Sensenbrenner is a rare Republican who clings to the notion that the GOP should still be the party of Lincoln. Back in 2006 he led the Republican effort to reauthorize the VRA, and produced reams of proof that racism was still endemic: “40 years has not been a sufficient amount of time to eliminate the vestiges of discrimination following nearly 100 years of disregard for the dictates of the 15th (right to vote) Amendment.” And last month he said, “I am dedicated to getting (his fix-it bill) passed, and have put my own political capital on the line to do so.”
Well, that’s very nice. But would you care to guess how many Republican leaders have endorsed his bill, and many House hearings have been held on his bill?
None.
The deafening silence tells us all we need to know about today’s Republican party. Sensenbrenner would’ve had plenty of company back in the ’60s heyday of moderates like Dirksen; heck, he had plenty of company in 2006 when the VRA was reauthorized by a Republican House, 390-33. But the GOP has lurched so far rightward in the last eight years that ’06 seems as distant as the era of rotary phones.

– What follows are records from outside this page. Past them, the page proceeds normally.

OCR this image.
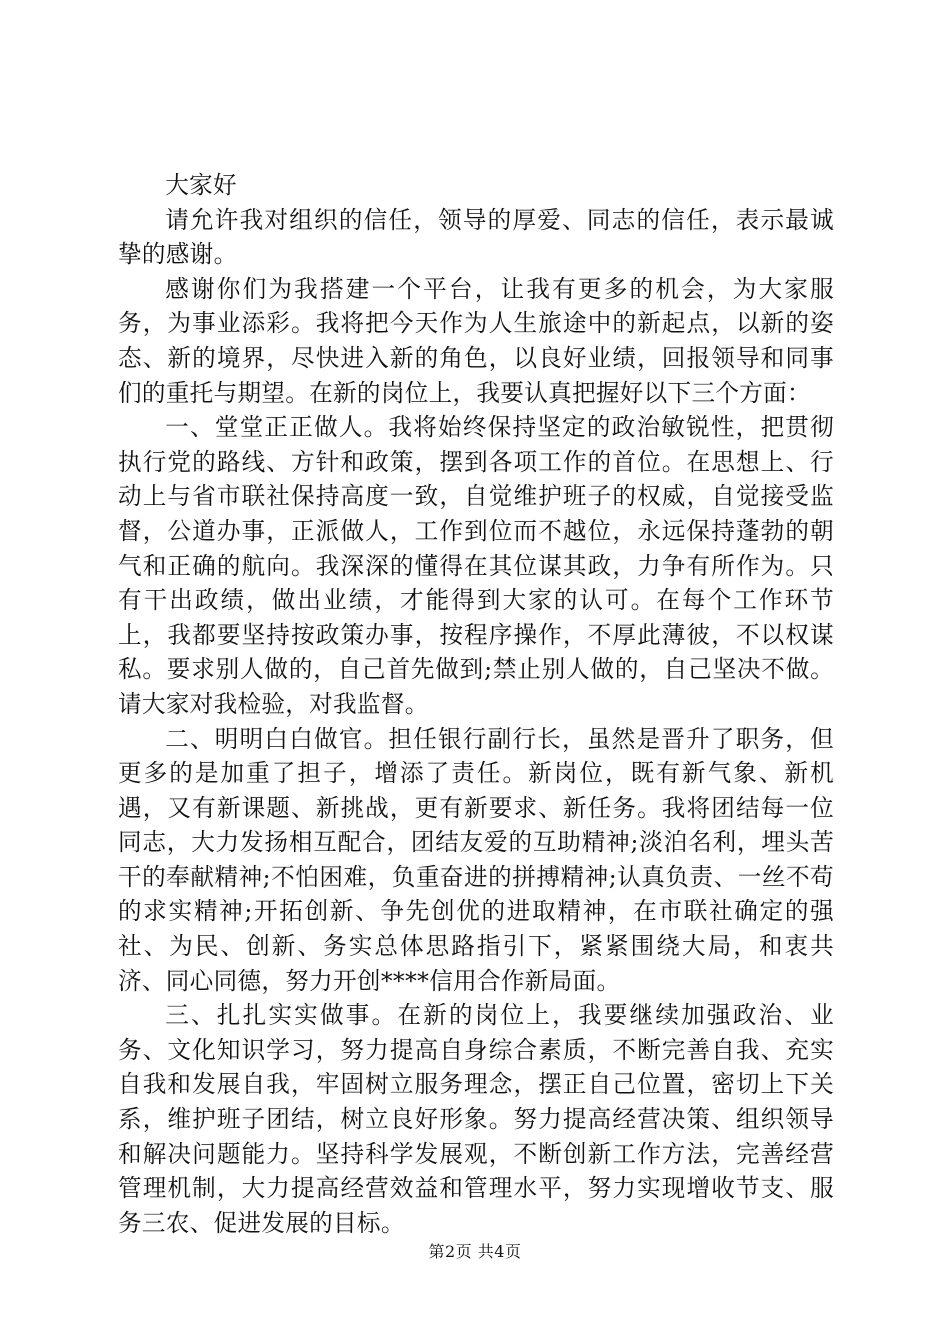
大家好

请允许我对组织的信任，领导的厚爱、同志的信任，表示最诚挚的感谢。

感谢你们为我搭建一个平台，让我有更多的机会，为大家服务，为事业添彩。我将把今天作为人生旅途中的新起点，以新的姿态、新的境界，尽快进入新的角色，以良好业绩，回报领导和同事们的重托与期望。在新的岗位上，我要认真把握好以下三个方面：

一、堂堂正正做人。我将始终保持坚定的政治敏锐性，把贯彻执行党的路线、方针和政策，摆到各项工作的首位。在思想上、行动上与省市联社保持高度一致，自觉维护班子的权威，自觉接受监督，公道办事，正派做人，工作到位而不越位，永远保持蓬勃的朝气和正确的航向。我深深的懂得在其位谋其政，力争有所作为。只有干出政绩，做出业绩，才能得到大家的认可。在每个工作环节上，我都要坚持按政策办事，按程序操作，不厚此薄彼，不以权谋私。要求别人做的，自己首先做到;禁止别人做的，自己坚决不做。请大家对我检验，对我监督。

二、明明白白做官。担任银行副行长，虽然是晋升了职务，但更多的是加重了担子，增添了责任。新岗位，既有新气象、新机遇，又有新课题、新挑战，更有新要求、新任务。我将团结每一位同志，大力发扬相互配合，团结友爱的互助精神;淡泊名利，埋头苦干的奉献精神;不怕困难，负重奋进的拼搏精神;认真负责、一丝不苟的求实精神;开拓创新、争先创优的进取精神，在市联社确定的强社、为民、创新、务实总体思路指引下，紧紧围绕大局，和衷共济、同心同德，努力开创****信用合作新局面。

三、扎扎实实做事。在新的岗位上，我要继续加强政治、业务、文化知识学习，努力提高自身综合素质，不断完善自我、充实自我和发展自我，牢固树立服务理念，摆正自己位置，密切上下关系，维护班子团结，树立良好形象。努力提高经营决策、组织领导和解决问题能力。坚持科学发展观，不断创新工作方法，完善经营管理机制，大力提高经营效益和管理水平，努力实现增收节支、服务三农、促进发展的目标。

第2页 共4页
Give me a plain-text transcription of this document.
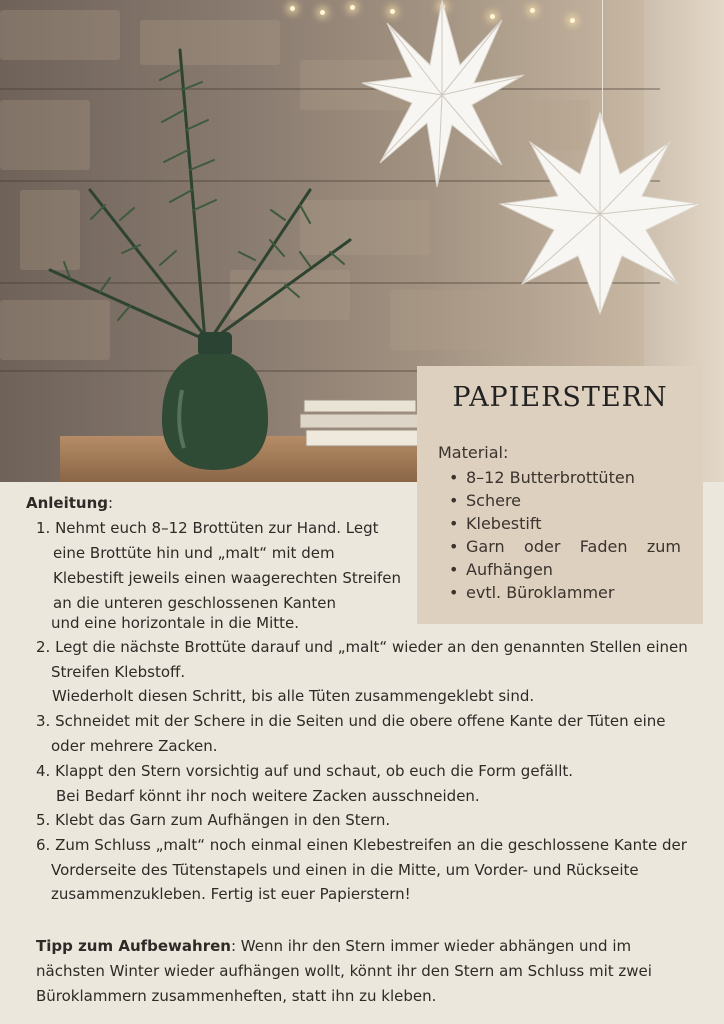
PAPIERSTERN
Material:
• 8–12 Butterbrottüten
• Schere
• Klebestift
• Garn oder Faden zum
• Aufhängen
• evtl. Büroklammer
Anleitung:
1. Nehmt euch 8–12 Brottüten zur Hand. Legt
eine Brottüte hin und „malt“ mit dem
Klebestift jeweils einen waagerechten Streifen
an die unteren geschlossenen Kanten
und eine horizontale in die Mitte.
2. Legt die nächste Brottüte darauf und „malt“ wieder an den genannten Stellen einen
Streifen Klebstoff.
Wiederholt diesen Schritt, bis alle Tüten zusammengeklebt sind.
3. Schneidet mit der Schere in die Seiten und die obere offene Kante der Tüten eine
oder mehrere Zacken.
4. Klappt den Stern vorsichtig auf und schaut, ob euch die Form gefällt.
Bei Bedarf könnt ihr noch weitere Zacken ausschneiden.
5. Klebt das Garn zum Aufhängen in den Stern.
6. Zum Schluss „malt“ noch einmal einen Klebestreifen an die geschlossene Kante der
Vorderseite des Tütenstapels und einen in die Mitte, um Vorder- und Rückseite
zusammenzukleben. Fertig ist euer Papierstern!
Tipp zum Aufbewahren: Wenn ihr den Stern immer wieder abhängen und im nächsten Winter wieder aufhängen wollt, könnt ihr den Stern am Schluss mit zwei Büroklammern zusammenheften, statt ihn zu kleben.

And while today’s House GOP leaves the VRA gutted, 8 of the 15 states formerly under Justice supervision have predictably rushed to enact vote suppression schemes – curbing early voting and Sunday voting (both of which are popular among minorities), ending election day registration, all the usual stuff. One month after John Roberts decreed that racism was over, Republicans in North Carolina ended same-day registration, cut early voting by a week, required photo ID, and killed a program that signed up high school kids to vote when they turned 18.
Jim Sensenbrenner, virtually alone in his House party, says that we need to restore the VRA’s protections and “ensure that every citizen has an equal opportunity to participate in our democracy.” Good luck, pal. How tragic it is that the congressional Republicans who made history 50 years ago have been so betrayed by their heirs.